Разговор был прерван появлением Голиафа, стремительно вошедшего в уборную. Казалось, этот геркулес еще больше вырос. Он был в костюме Алкида. Его огромные члены, изборожденные толстыми венами в палец толщиной, вздувались под трико телесного цвета, ярко оттенявшим красные штаны.
— Что ты ворвался, как буря? — спросил Морок.
— Это в зале буря: им надоело ждать, и они вопят, как бешеные. Да если бы еще только это!..
— А что там еще?
— Смерть не может сегодня выступать.
Морок быстро, с тревогой повернулся.
— Это почему? — воскликнул он.
— Я сейчас ее видел… она забилась в угол клетки и так прижала уши, точно их у нее отрезали… Вы знаете, что это значит!
— И это все? — сказал Морок, оборачиваясь к зеркалу, чтобы закончить свой головной убор.
— Кажется, довольно и этого… раз она сегодня в припадке ярости… С той ночи, когда она там, в Германии, распотрошила белую клячу, я никогда не видал ее более разъяренной: глаза горят точно свечки.
— Тогда на нее надо надеть ошейник.
— Ее ошейник?
— Ну да, с пружиной.
— И я должен служить вам горничной? — сказал великан. — Приятное занятие!
— Молчать!
— Это еще не все… — со смущением прибавил Голиаф.
— Еще что?
— Да уж лучше вам сказать… теперь…
— Будешь ты говорить?
— Ну… он… здесь.
— Кто, скотина?
— Англичанин!
Морок задрожал; у него опустились руки.
Жака поразила бледность и растерянный вид укротителя.
— Англичанин!.. ты его видел? — воскликнул Морок. — Ты убежден, что это он?
— Более чем… я смотрел через дырочку в занавесе. Он сидит в маленькой ложе у самой сцены… видимо, хочет смотреть на вас поближе… Узнать его не трудно по остроконечному лицу, длинному носу и круглым глазам!
Морок снова вздрогнул. Этот человек, всегда мрачно бесстрастный, казался теперь таким смущенным и перепуганным, что Жак спросил:
— Что это за англичанин?
— Он следует за мной от Страсбурга, где мы с ним встретились, — отвечал Морок, не в силах скрыть подавленность. — Он ехал потихоньку на своих лошадях, следом за мной, останавливаясь там же, где и я, чтобы не пропустить ни одного моего представления. Но за два дня до приезда в Париж он от меня отстал… и я уже думал, что избавился от него! — прибавил Морок со вздохом.
— Избавился?.. как ты странно говоришь, — с удивлением начал Жак. — Такой выгодный зритель… такой поклонник!
— Да! — возразил Морок, становясь все более угрюмым и подавленным. — Этот мерзавец заключил громадное пари, что я буду в один прекрасный день растерзан в его присутствии моими зверями… Он надеется выиграть это пари… вот почему и следует за мною!

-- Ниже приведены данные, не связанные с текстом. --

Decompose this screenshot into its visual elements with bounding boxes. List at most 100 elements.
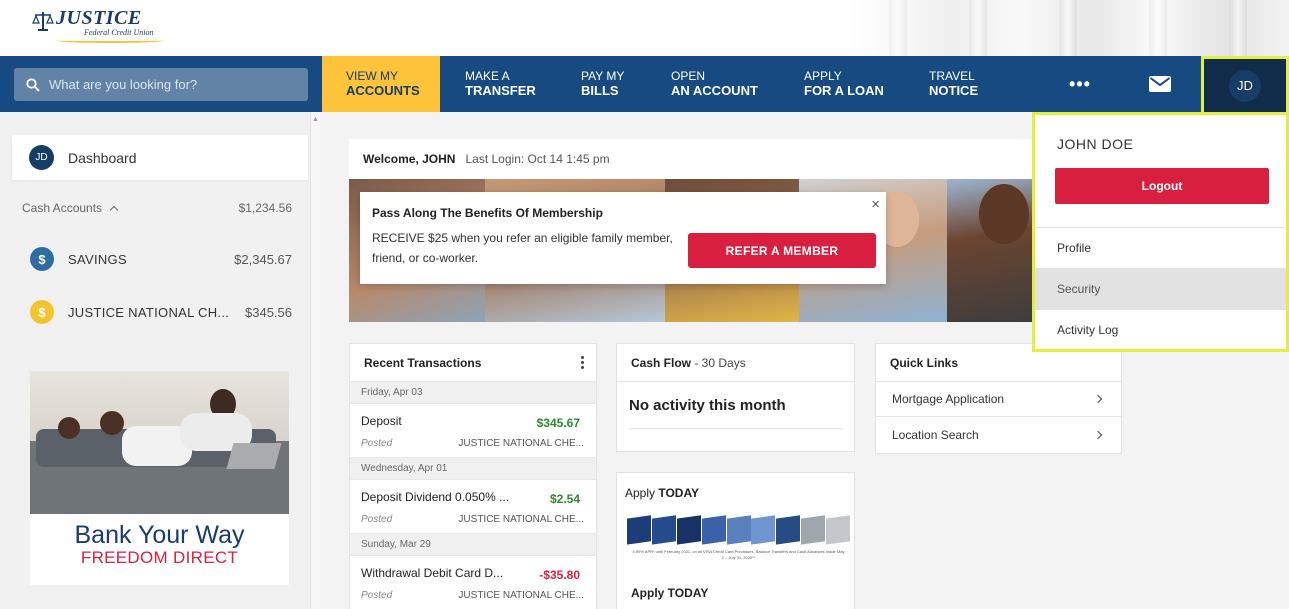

Голыш нашел идею англичанина столь необычной и забавной, что разразился неудержимым смехом, так он давно не хохотал.
Морок, побледнев от гнева, бросился на него с таким грозным видом, что Голиаф поспешил его удержать.
— Ну, полно… полно! — сказал Жак. — Не сердись… я не буду смеяться, если это серьезно.
Морок успокоился и спросил Голыша глухим голосом:
— Считаешь ли ты меня трусом?
— Вот еще выдумал!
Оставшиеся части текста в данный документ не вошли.